As mentioned, these medicinal mushrooms are not edible in the standard method. Instead, their properties need to be extracted. The extraction requires prolonged simmering or soaking. This process makes the beneficial components bioavailable to the human body, which means the body can absorb the nutrients.
Related: Chaga Mushroom Extraction Methods
Like Cordyceps, Chaga has incredible immunomodulating powers. Chaga’s polysaccharides, specifically beta-glucans, can increase the production of lymphocytes (a type of white blood cell that regulate the immune response to infectious microorganisms and other foreign substances). Chaga is also known as one of nature’s richest sources of antioxidants. Antioxidants protect your body from free radicals, which otherwise would lead to cell degeneration (chronic fatigue, chronic pain, chronic illness, and cancer).
Chaga is also abundant in betulin, which has antitumor and anticancer properties. Betulin produces a derivative called betulinic acid, which is antibacterial, antiviral, anti-inflammatory, and antioxidant, with adaptogenic properties. This allows Chaga to balance and restore your entire system, which can lead you to function at your highest potential!
Related: 5 Benefits of Chaga for Skin Health
Chaga vs.
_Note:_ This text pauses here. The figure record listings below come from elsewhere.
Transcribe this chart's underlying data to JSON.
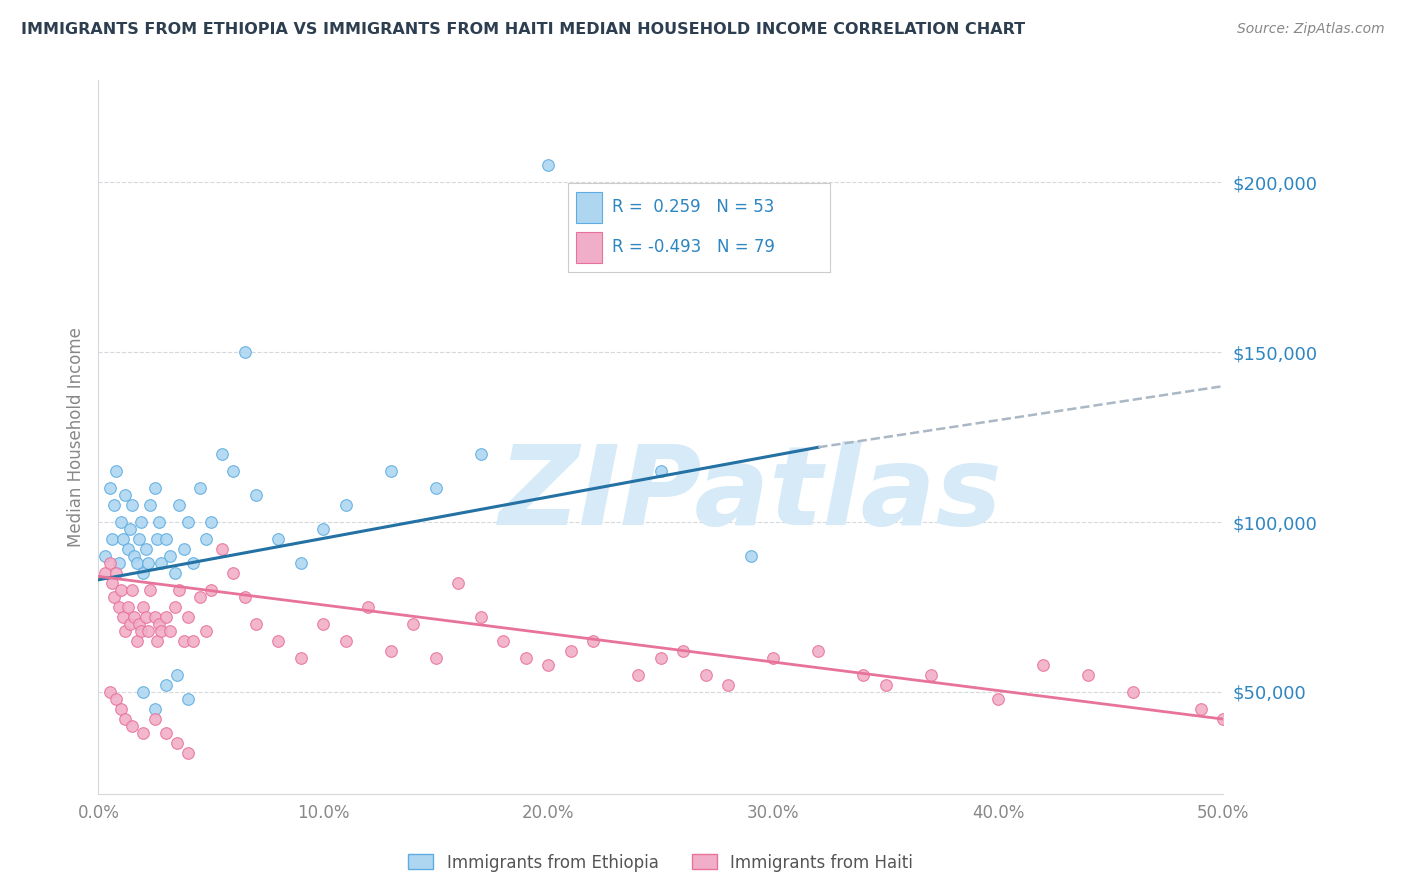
{
  "title": "IMMIGRANTS FROM ETHIOPIA VS IMMIGRANTS FROM HAITI MEDIAN HOUSEHOLD INCOME CORRELATION CHART",
  "source": "Source: ZipAtlas.com",
  "ylabel": "Median Household Income",
  "xlim": [
    0.0,
    0.5
  ],
  "ylim": [
    20000,
    230000
  ],
  "xticks": [
    0.0,
    0.1,
    0.2,
    0.3,
    0.4,
    0.5
  ],
  "xticklabels": [
    "0.0%",
    "10.0%",
    "20.0%",
    "30.0%",
    "40.0%",
    "50.0%"
  ],
  "yticks": [
    50000,
    100000,
    150000,
    200000
  ],
  "yticklabels": [
    "$50,000",
    "$100,000",
    "$150,000",
    "$200,000"
  ],
  "ethiopia_color": "#aed6f1",
  "haiti_color": "#f1aec8",
  "ethiopia_edge": "#5dade2",
  "haiti_edge": "#e8739a",
  "background_color": "#ffffff",
  "grid_color": "#d5d8dc",
  "axis_label_color": "#2e86c1",
  "title_color": "#2c3e50",
  "watermark": "ZIPatlas",
  "watermark_color": "#d6eaf8",
  "ethiopia_scatter_x": [
    0.003,
    0.005,
    0.006,
    0.007,
    0.008,
    0.009,
    0.01,
    0.011,
    0.012,
    0.013,
    0.014,
    0.015,
    0.016,
    0.017,
    0.018,
    0.019,
    0.02,
    0.021,
    0.022,
    0.023,
    0.025,
    0.026,
    0.027,
    0.028,
    0.03,
    0.032,
    0.034,
    0.036,
    0.038,
    0.04,
    0.042,
    0.045,
    0.048,
    0.05,
    0.055,
    0.06,
    0.065,
    0.07,
    0.08,
    0.09,
    0.1,
    0.11,
    0.13,
    0.15,
    0.17,
    0.2,
    0.25,
    0.29,
    0.02,
    0.025,
    0.03,
    0.035,
    0.04
  ],
  "ethiopia_scatter_y": [
    90000,
    110000,
    95000,
    105000,
    115000,
    88000,
    100000,
    95000,
    108000,
    92000,
    98000,
    105000,
    90000,
    88000,
    95000,
    100000,
    85000,
    92000,
    88000,
    105000,
    110000,
    95000,
    100000,
    88000,
    95000,
    90000,
    85000,
    105000,
    92000,
    100000,
    88000,
    110000,
    95000,
    100000,
    120000,
    115000,
    150000,
    108000,
    95000,
    88000,
    98000,
    105000,
    115000,
    110000,
    120000,
    205000,
    115000,
    90000,
    50000,
    45000,
    52000,
    55000,
    48000
  ],
  "haiti_scatter_x": [
    0.003,
    0.005,
    0.006,
    0.007,
    0.008,
    0.009,
    0.01,
    0.011,
    0.012,
    0.013,
    0.014,
    0.015,
    0.016,
    0.017,
    0.018,
    0.019,
    0.02,
    0.021,
    0.022,
    0.023,
    0.025,
    0.026,
    0.027,
    0.028,
    0.03,
    0.032,
    0.034,
    0.036,
    0.038,
    0.04,
    0.042,
    0.045,
    0.048,
    0.05,
    0.055,
    0.06,
    0.065,
    0.07,
    0.08,
    0.09,
    0.1,
    0.11,
    0.12,
    0.13,
    0.14,
    0.15,
    0.16,
    0.17,
    0.18,
    0.19,
    0.2,
    0.21,
    0.22,
    0.24,
    0.25,
    0.26,
    0.27,
    0.28,
    0.3,
    0.32,
    0.34,
    0.35,
    0.37,
    0.4,
    0.42,
    0.44,
    0.46,
    0.49,
    0.5,
    0.005,
    0.008,
    0.01,
    0.012,
    0.015,
    0.02,
    0.025,
    0.03,
    0.035,
    0.04
  ],
  "haiti_scatter_y": [
    85000,
    88000,
    82000,
    78000,
    85000,
    75000,
    80000,
    72000,
    68000,
    75000,
    70000,
    80000,
    72000,
    65000,
    70000,
    68000,
    75000,
    72000,
    68000,
    80000,
    72000,
    65000,
    70000,
    68000,
    72000,
    68000,
    75000,
    80000,
    65000,
    72000,
    65000,
    78000,
    68000,
    80000,
    92000,
    85000,
    78000,
    70000,
    65000,
    60000,
    70000,
    65000,
    75000,
    62000,
    70000,
    60000,
    82000,
    72000,
    65000,
    60000,
    58000,
    62000,
    65000,
    55000,
    60000,
    62000,
    55000,
    52000,
    60000,
    62000,
    55000,
    52000,
    55000,
    48000,
    58000,
    55000,
    50000,
    45000,
    42000,
    50000,
    48000,
    45000,
    42000,
    40000,
    38000,
    42000,
    38000,
    35000,
    32000
  ],
  "ethiopia_trend_x0": 0.0,
  "ethiopia_trend_x1": 0.32,
  "ethiopia_trend_y0": 83000,
  "ethiopia_trend_y1": 122000,
  "gray_trend_x0": 0.32,
  "gray_trend_x1": 0.5,
  "gray_trend_y0": 122000,
  "gray_trend_y1": 140000,
  "haiti_trend_x0": 0.0,
  "haiti_trend_x1": 0.5,
  "haiti_trend_y0": 84000,
  "haiti_trend_y1": 42000,
  "legend_R_ethiopia": "R =  0.259",
  "legend_N_ethiopia": "N = 53",
  "legend_R_haiti": "R = -0.493",
  "legend_N_haiti": "N = 79",
  "legend_label_ethiopia": "Immigrants from Ethiopia",
  "legend_label_haiti": "Immigrants from Haiti"
}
Cordyceps, which one to consume?
As mentioned, Chaga and Cordyceps are both functional foods or medicinal mushrooms but provide completely different health benefits. Cordyceps are most loved for their energizing effects, thanks to the beta-glucans found in them. The beta-glucans will deliver oxygen to the body on a cellular level, which not only decreases the occurrence of disease but also boosts stamina and energy.
If you’re looking for healing, then Chaga’s anti-inflammation, immune-boosting, and digestion-aiming detoxifying properties are more up your alley.
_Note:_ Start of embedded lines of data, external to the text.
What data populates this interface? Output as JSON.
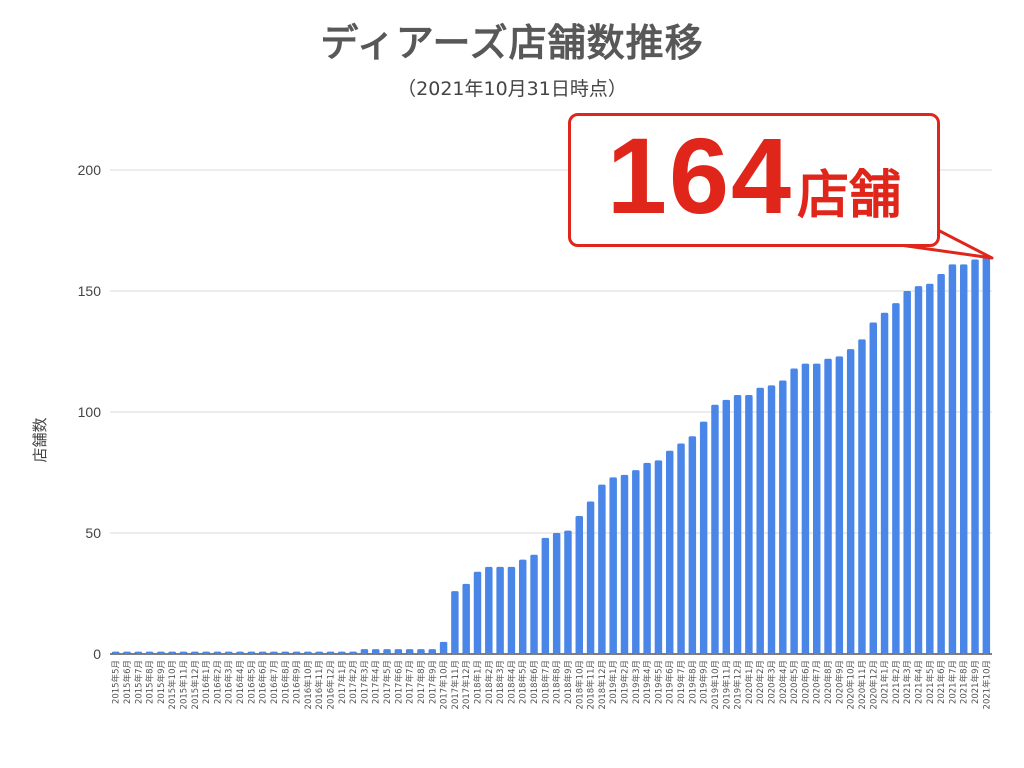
{
  "chart_data": {
    "type": "bar",
    "title": "ディアーズ店舗数推移",
    "subtitle": "（2021年10月31日時点）",
    "ylabel": "店舗数",
    "ylim": [
      0,
      200
    ],
    "yticks": [
      0,
      50,
      100,
      150,
      200
    ],
    "grid": true,
    "bar_color": "#4a86e8",
    "categories": [
      "2015年5月",
      "2015年6月",
      "2015年7月",
      "2015年8月",
      "2015年9月",
      "2015年10月",
      "2015年11月",
      "2015年12月",
      "2016年1月",
      "2016年2月",
      "2016年3月",
      "2016年4月",
      "2016年5月",
      "2016年6月",
      "2016年7月",
      "2016年8月",
      "2016年9月",
      "2016年10月",
      "2016年11月",
      "2016年12月",
      "2017年1月",
      "2017年2月",
      "2017年3月",
      "2017年4月",
      "2017年5月",
      "2017年6月",
      "2017年7月",
      "2017年8月",
      "2017年9月",
      "2017年10月",
      "2017年11月",
      "2017年12月",
      "2018年1月",
      "2018年2月",
      "2018年3月",
      "2018年4月",
      "2018年5月",
      "2018年6月",
      "2018年7月",
      "2018年8月",
      "2018年9月",
      "2018年10月",
      "2018年11月",
      "2018年12月",
      "2019年1月",
      "2019年2月",
      "2019年3月",
      "2019年4月",
      "2019年5月",
      "2019年6月",
      "2019年7月",
      "2019年8月",
      "2019年9月",
      "2019年10月",
      "2019年11月",
      "2019年12月",
      "2020年1月",
      "2020年2月",
      "2020年3月",
      "2020年4月",
      "2020年5月",
      "2020年6月",
      "2020年7月",
      "2020年8月",
      "2020年9月",
      "2020年10月",
      "2020年11月",
      "2020年12月",
      "2021年1月",
      "2021年2月",
      "2021年3月",
      "2021年4月",
      "2021年5月",
      "2021年6月",
      "2021年7月",
      "2021年8月",
      "2021年9月",
      "2021年10月"
    ],
    "values": [
      1,
      1,
      1,
      1,
      1,
      1,
      1,
      1,
      1,
      1,
      1,
      1,
      1,
      1,
      1,
      1,
      1,
      1,
      1,
      1,
      1,
      1,
      2,
      2,
      2,
      2,
      2,
      2,
      2,
      5,
      26,
      29,
      34,
      36,
      36,
      36,
      39,
      41,
      48,
      50,
      51,
      57,
      63,
      70,
      73,
      74,
      76,
      79,
      80,
      84,
      87,
      90,
      96,
      103,
      105,
      107,
      107,
      110,
      111,
      113,
      118,
      120,
      120,
      122,
      123,
      126,
      130,
      137,
      141,
      145,
      150,
      152,
      153,
      157,
      161,
      161,
      163,
      164
    ]
  },
  "callout": {
    "number": "164",
    "unit": "店舗"
  }
}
Before picking one over another, figure out which processes in your body you’d like to support. If preferred, the mushrooms can also be taken together, but ensure each is extracted using the correct methods.
Chaga vs. Cordyceps accessibility
When it comes to Chaga, it’s important to remember that Chaga gets most of its nutritional value from its host – the Birch tree. The medicinal value of Chaga that has been harvested from trees other than birch may be entirely different. You should especially pay attention to your Chaga being wild harvested, as we’ve heard of Chaga grown in laboratories.
This has become a bigger issue over the last few years as Chaga has gained more mainstream popularity. Business-motivated corporates are trying to cut corners and grow Chaga faster and more efficiently indoors. This means your bought Chaga possesses no health benefits but is most likely marketed as a health product.
Whilst Cordyceps is a different story, as mentioned, the originally celebrated strain Cordyceps Sinensis only grows on the Himalayan Plateau, which makes the fungus hard to obtain, and that also reflects in the price. Luckily there are another almost as powerful species called Cordyceps Militaris that can even be cultivated on plant-based materials and at home using a grow kit.